Don’t be discouraged if you haven’t worked like you wanted to this week. Writing has it’s own ebb and flow–it’s own demands. Each work you begin, each work you end will have its own personality. It’s own process as you embark on the journey to hew out the story from the landscape of your imagination.
It’s a process. Becoming the writer that you want to be is a process. Don’t be discouraged by the small starts. The longest novel is still written one letter at a time.
Stephen King said the scariest part is right before you begin.
The scary part sometimes is just starting. The picking out the idea, the topic, or person is scary. But allow me to be your lighthouse a moment. All those things–people, places and things—are yours to command! Your imagination is yours.
When you write, do so as if no one is looking at you, or watching. This is essential. If you write like someone is watching you, nothing of substance will come from you.
Write as if the world may never see it. From there? You will have the power, and certainty, to share with the world.
Everything that is easily visible is always seen at top of it. No one sees the width and depth of the ice, even close up.
The same thing goes with your WIP’s. No one sees how deep it all goes. No one sees the sleepless nights. The crippling self-doubt. The lack of support. The lack of time. The sacrifices of sleep, money and time you didn’t think you had! And most of all, the writing. The creating. The breaking through the walls, jumping the fences to complete the work.

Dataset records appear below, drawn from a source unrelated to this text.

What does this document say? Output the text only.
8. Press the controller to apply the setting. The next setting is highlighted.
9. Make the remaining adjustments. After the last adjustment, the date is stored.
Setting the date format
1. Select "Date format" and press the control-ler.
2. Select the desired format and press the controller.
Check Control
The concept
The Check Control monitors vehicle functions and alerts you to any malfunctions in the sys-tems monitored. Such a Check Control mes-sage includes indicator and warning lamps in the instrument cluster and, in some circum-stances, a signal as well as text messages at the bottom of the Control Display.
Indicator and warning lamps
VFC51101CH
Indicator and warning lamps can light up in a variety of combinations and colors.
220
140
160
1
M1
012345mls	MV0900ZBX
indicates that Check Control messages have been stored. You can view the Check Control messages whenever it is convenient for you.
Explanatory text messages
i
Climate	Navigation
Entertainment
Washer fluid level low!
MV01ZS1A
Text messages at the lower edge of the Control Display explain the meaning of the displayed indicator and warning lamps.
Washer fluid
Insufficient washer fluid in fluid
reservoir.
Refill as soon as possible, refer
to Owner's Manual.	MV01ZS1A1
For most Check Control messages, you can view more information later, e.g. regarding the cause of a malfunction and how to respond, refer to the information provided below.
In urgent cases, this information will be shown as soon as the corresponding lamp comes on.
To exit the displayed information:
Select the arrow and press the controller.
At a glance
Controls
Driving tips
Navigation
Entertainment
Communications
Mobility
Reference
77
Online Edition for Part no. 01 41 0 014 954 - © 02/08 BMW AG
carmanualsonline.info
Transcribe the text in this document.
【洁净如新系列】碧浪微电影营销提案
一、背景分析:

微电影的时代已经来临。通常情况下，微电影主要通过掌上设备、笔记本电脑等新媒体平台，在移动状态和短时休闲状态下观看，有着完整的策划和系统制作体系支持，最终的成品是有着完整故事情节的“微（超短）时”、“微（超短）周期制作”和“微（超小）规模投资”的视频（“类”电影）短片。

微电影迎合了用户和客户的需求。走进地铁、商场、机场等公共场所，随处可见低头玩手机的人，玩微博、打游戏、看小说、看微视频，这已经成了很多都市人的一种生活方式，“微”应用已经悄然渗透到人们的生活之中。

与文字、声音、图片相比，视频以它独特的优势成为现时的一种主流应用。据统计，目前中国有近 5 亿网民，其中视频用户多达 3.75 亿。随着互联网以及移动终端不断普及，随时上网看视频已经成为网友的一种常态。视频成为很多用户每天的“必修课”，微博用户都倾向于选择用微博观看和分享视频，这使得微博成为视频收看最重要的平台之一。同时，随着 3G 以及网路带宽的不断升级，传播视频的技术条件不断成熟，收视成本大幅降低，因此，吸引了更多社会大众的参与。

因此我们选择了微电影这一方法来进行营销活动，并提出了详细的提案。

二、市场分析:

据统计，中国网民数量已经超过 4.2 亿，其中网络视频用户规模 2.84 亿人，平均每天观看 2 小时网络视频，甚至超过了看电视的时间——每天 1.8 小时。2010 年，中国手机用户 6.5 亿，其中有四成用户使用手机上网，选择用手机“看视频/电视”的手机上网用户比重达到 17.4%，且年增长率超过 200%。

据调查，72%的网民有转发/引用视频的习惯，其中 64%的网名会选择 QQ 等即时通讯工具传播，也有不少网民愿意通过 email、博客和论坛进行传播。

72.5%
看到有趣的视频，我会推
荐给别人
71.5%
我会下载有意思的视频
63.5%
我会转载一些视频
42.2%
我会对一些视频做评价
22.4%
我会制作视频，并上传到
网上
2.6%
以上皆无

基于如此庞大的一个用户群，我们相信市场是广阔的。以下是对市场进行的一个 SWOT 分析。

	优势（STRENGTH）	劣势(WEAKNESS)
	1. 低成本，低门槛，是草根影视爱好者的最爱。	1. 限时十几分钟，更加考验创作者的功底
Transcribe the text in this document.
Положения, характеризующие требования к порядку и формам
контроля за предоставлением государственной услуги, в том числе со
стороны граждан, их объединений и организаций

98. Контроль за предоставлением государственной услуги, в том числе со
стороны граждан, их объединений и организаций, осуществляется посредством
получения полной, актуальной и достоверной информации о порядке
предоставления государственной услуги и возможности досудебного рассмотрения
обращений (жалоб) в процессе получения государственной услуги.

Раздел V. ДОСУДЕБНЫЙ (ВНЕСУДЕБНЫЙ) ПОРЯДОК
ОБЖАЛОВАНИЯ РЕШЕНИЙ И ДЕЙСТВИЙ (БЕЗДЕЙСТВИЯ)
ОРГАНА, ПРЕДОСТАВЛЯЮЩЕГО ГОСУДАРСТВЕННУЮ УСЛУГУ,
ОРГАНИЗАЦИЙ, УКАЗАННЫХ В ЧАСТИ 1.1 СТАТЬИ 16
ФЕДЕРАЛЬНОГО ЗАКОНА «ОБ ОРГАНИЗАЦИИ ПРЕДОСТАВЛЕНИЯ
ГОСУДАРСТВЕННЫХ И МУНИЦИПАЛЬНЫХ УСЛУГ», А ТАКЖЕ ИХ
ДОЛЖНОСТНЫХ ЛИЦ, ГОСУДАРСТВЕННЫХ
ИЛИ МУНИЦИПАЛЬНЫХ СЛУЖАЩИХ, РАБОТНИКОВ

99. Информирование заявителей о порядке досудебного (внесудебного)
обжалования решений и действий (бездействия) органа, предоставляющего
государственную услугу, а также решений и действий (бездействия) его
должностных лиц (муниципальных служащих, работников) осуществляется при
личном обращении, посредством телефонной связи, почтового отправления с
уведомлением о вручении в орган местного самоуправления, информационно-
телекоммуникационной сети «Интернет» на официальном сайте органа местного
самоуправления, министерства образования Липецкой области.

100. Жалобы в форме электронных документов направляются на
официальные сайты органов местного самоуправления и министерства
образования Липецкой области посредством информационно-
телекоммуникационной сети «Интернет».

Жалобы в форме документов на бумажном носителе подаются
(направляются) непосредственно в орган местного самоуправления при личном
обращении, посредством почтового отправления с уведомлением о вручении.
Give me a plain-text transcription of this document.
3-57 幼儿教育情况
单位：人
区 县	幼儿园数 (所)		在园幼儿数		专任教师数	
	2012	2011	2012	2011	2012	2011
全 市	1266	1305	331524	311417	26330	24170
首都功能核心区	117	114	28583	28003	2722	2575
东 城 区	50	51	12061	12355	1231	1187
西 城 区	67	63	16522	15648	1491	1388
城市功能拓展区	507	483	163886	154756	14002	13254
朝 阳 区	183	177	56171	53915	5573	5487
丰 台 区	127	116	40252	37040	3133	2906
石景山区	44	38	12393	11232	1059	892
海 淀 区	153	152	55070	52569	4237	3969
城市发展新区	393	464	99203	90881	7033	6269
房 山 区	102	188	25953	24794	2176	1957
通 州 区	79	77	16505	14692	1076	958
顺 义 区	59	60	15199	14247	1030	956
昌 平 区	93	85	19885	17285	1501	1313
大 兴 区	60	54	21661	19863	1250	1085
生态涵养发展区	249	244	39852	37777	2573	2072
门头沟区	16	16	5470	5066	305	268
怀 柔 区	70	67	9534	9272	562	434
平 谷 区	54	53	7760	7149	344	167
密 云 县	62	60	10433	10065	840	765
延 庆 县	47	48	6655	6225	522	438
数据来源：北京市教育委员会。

No one sees the work. But they will always have something to say about what they see.
With any WIP, you may get to a point when it’s not necessarily a block, but a sticking point. I call this being stuck in the middle.
This happens when you get to a point in your work when you don’t know what will/should happen next. Again, it isn’t a block–it is portion of story/project where you are unsure where to go next.
A block is a stoppage of all creativity, not the uncertainty of where to go.
The best thing to so when you get stuck is to be unstuck. You become unstuck by walking away from the work. Stephen King said that ‘the story will reveal itself.’ This means you have to be patient. You have to be perceptive to inspiration, and any creative energy.
Like anything stuck, you have to be patient. And you have to have a strategy.